Bayer 04 Leverkusen: Sieg bei RB Leipzig war ein Fußballfest

Bayers Sieg in Leipzig: Dauerwerbesendung für die Bundesliga

Das Duell zwischen RB Leipzig und Bayer Leverkusen am Montagabend war ein Boykottspiel, das unverhofft zu einem Fußballfest avancierte. Prädikat: sehenswert.

Bereits in der Halbzeit hatte TV-Experte Matthias Sammer genug gesehen — im positiven Sinn. "Das war Werbung für den Fußball", schwärmte er von der hochunterhaltsamen Begegnung zwischen Leipzig und Leverkusen. Da stand es noch 1:1, aber es hätte nach 45 Minuten auch 3:3 stehen können.

Dass in der Schlussphase ein 4:1 für die Gäste aus dem Rheinland auf der Anzeigetafel stand, trübte die Stimmung in der Arena kaum. Die Fans feuerten ihr Team weiterhin an. "Dass die Fans bei diesem Spielstand die Mannschaft und den Verein feiern, kommt nicht in vielen Stadien vor", kommentierte Leipzigs Trainer Ralph Hasenhüttl die Atmosphäre.

Die war für eine Partie, die eigentlich zum Boykottspiel ausgerufen war, tatsächlich überraschend gut. Vielleicht ließen sich die rund 35.000 Zuschauer auch einfach von der Dramaturgie des Abends mitreißen — und von der Tatsache, dass sich ihr Team trotz des klaren Rückstandes nie aufgab. Es ging munter hin und her bei diesem offenen Schlagabtausch, in dem beide Teams Vollgas nach vorne gaben.

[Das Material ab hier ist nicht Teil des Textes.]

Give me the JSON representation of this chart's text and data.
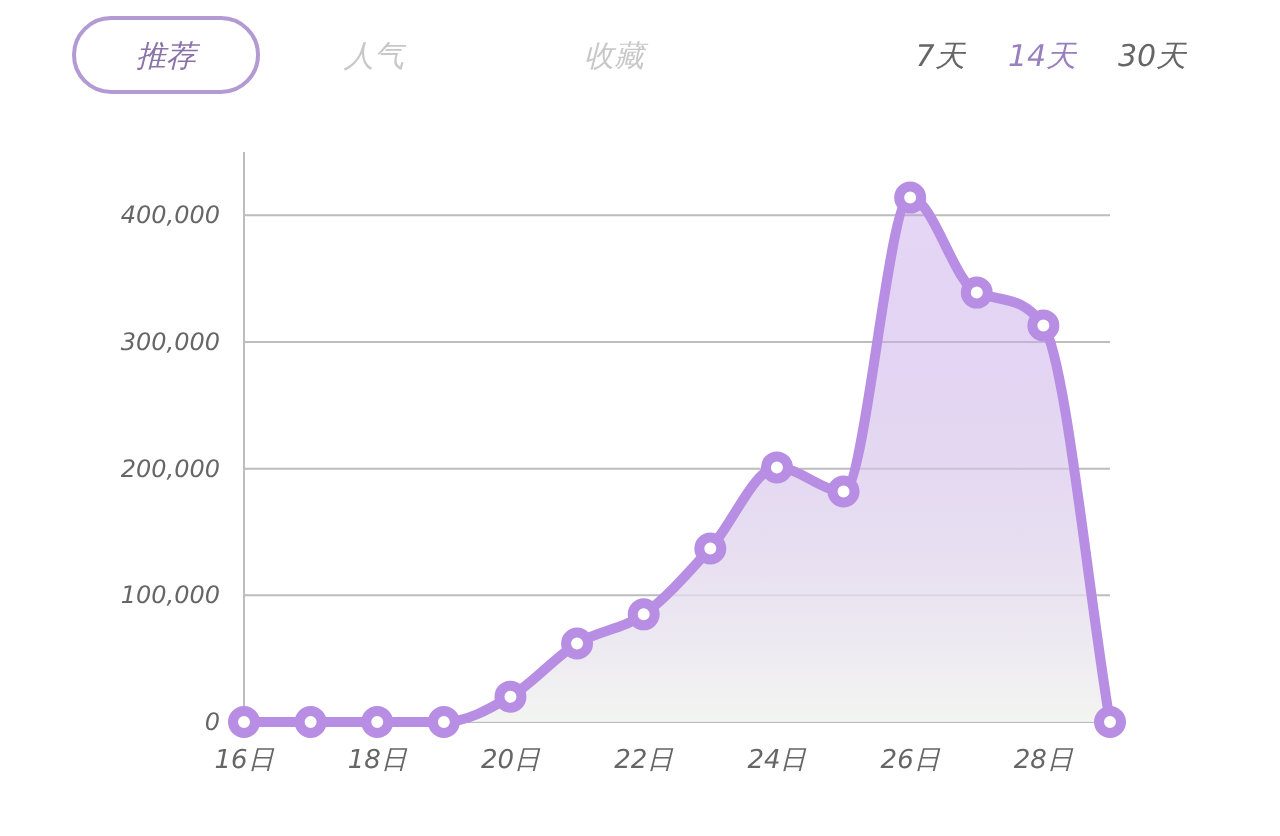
{
  "chart_data": {
    "type": "area",
    "categories": [
      "16日",
      null,
      "18日",
      null,
      "20日",
      null,
      "22日",
      null,
      "24日",
      null,
      "26日",
      null,
      "28日",
      null
    ],
    "series": [
      {
        "color": "#b78ee3",
        "values": [
          0,
          0,
          0,
          0,
          20000,
          62000,
          85000,
          137000,
          201000,
          182000,
          414000,
          339000,
          313000,
          0
        ]
      }
    ],
    "ylim": [
      0,
      450000
    ],
    "yticks": [
      0,
      {
        "value": 100000,
        "label": "100,000"
      },
      {
        "value": 200000,
        "label": "200,000"
      },
      {
        "value": 300000,
        "label": "300,000"
      },
      {
        "value": 400000,
        "label": "400,000"
      }
    ],
    "grid": "y",
    "marker": "circle",
    "annotations": [
      "推荐",
      "人气",
      "收藏",
      "7天",
      "14天",
      "30天"
    ]
  }
}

Dennoch wurde auch sichtbar, wie tief die Fanszene gespalten ist. Montagsspiele sind bei vielen verhasst. Als Protestaktion wollten die Anhänger von RB 45 Minuten schweigen, doch davon war nicht viel zu hören. Längst nicht alle Fanklubs wollten sich der Aktion anschließen. Trillerpfeifenlärm, Pfiffe und Gesänge gegeneinander waren mitunter das Resultat.

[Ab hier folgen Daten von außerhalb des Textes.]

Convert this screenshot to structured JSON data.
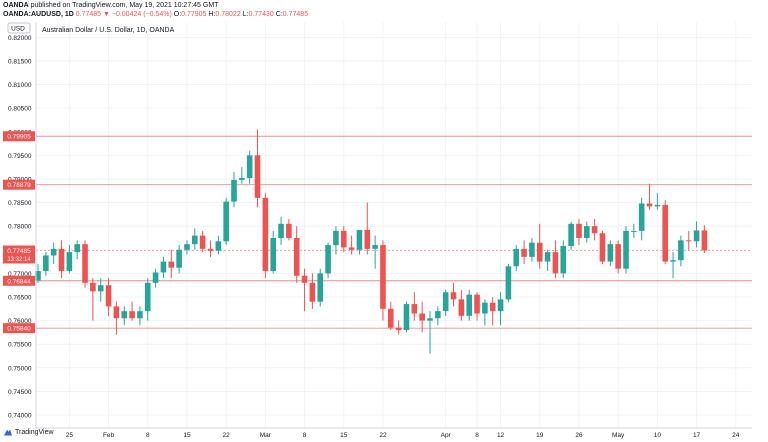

Nur wenige Leverkusen-Fans in Leipzig

Im Gästeblock herrschte indes gähnende Leere. Die organisierten Fans von Bayer 04 hatten bereits vor Wochen angekündigt, die lange Reise nach Leipzig nicht antreten zu wollen. So bejubelten Julian Brandt und Co. ihre vier Treffer gegen den direkten Konkurrenten um die Champions-League-Plätze vor einer Kurve, in der sich nur ein paar versprengte Rot-Schwarze eingefunden hatten.

"Von Leverkusen nach Leipzig ist ein weiter weg. Ich kann verstehen, dass sich viele Zuschauer dagegen auflehnen", sagte Kapitän Lars Bender. Die Verkomplizierung von Auswärtsfahrten ist ein Argument der Fans, die Spiele am Montag abzulehnen. Für die Spieler sei der Spieltermin aber ebenso suboptimal, so der 28-Jährige: "Alle anderen haben schon gespielt und du musst ellenlang warten. Auch für uns ist das ein ungewohnter Rhythmus, aber es ist wie es ist." Es gebe ja auch gute Gründe für die Montagsspiele.

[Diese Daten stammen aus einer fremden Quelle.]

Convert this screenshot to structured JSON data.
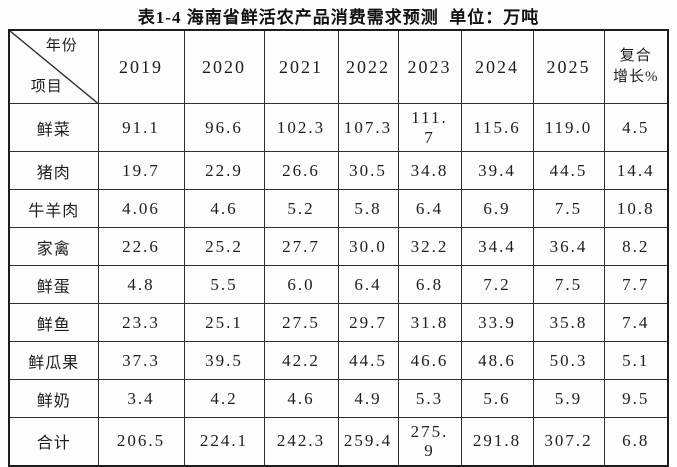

Einer davon ist die Entlastung von Europa-League-Teams, die donnerstags international spielen müssen ­— so wie RB Leipzig, das seinen 1:0-Sieg im Hinspiel nun bei Olympique Marseille mit dem Halbfinaleinzug vergolden will (21.05 Uhr).

Ob das Spiel ebenfalls Marketing für den deutschen Fußball wird, bleibt indes abzuwarten. Für Leverkusens Galavorstellung in Leipzig gilt das aber allemal — egal, ob live im Stadion oder daheim am Bildschirm. Und es entbehrt freilich nicht einer gewissen Ironie, dass ausgerechnet die beiden bei Traditionalisten ungeliebten "Konzernvereine" für die attraktive Dauerwerbesendung verantwortlich waren.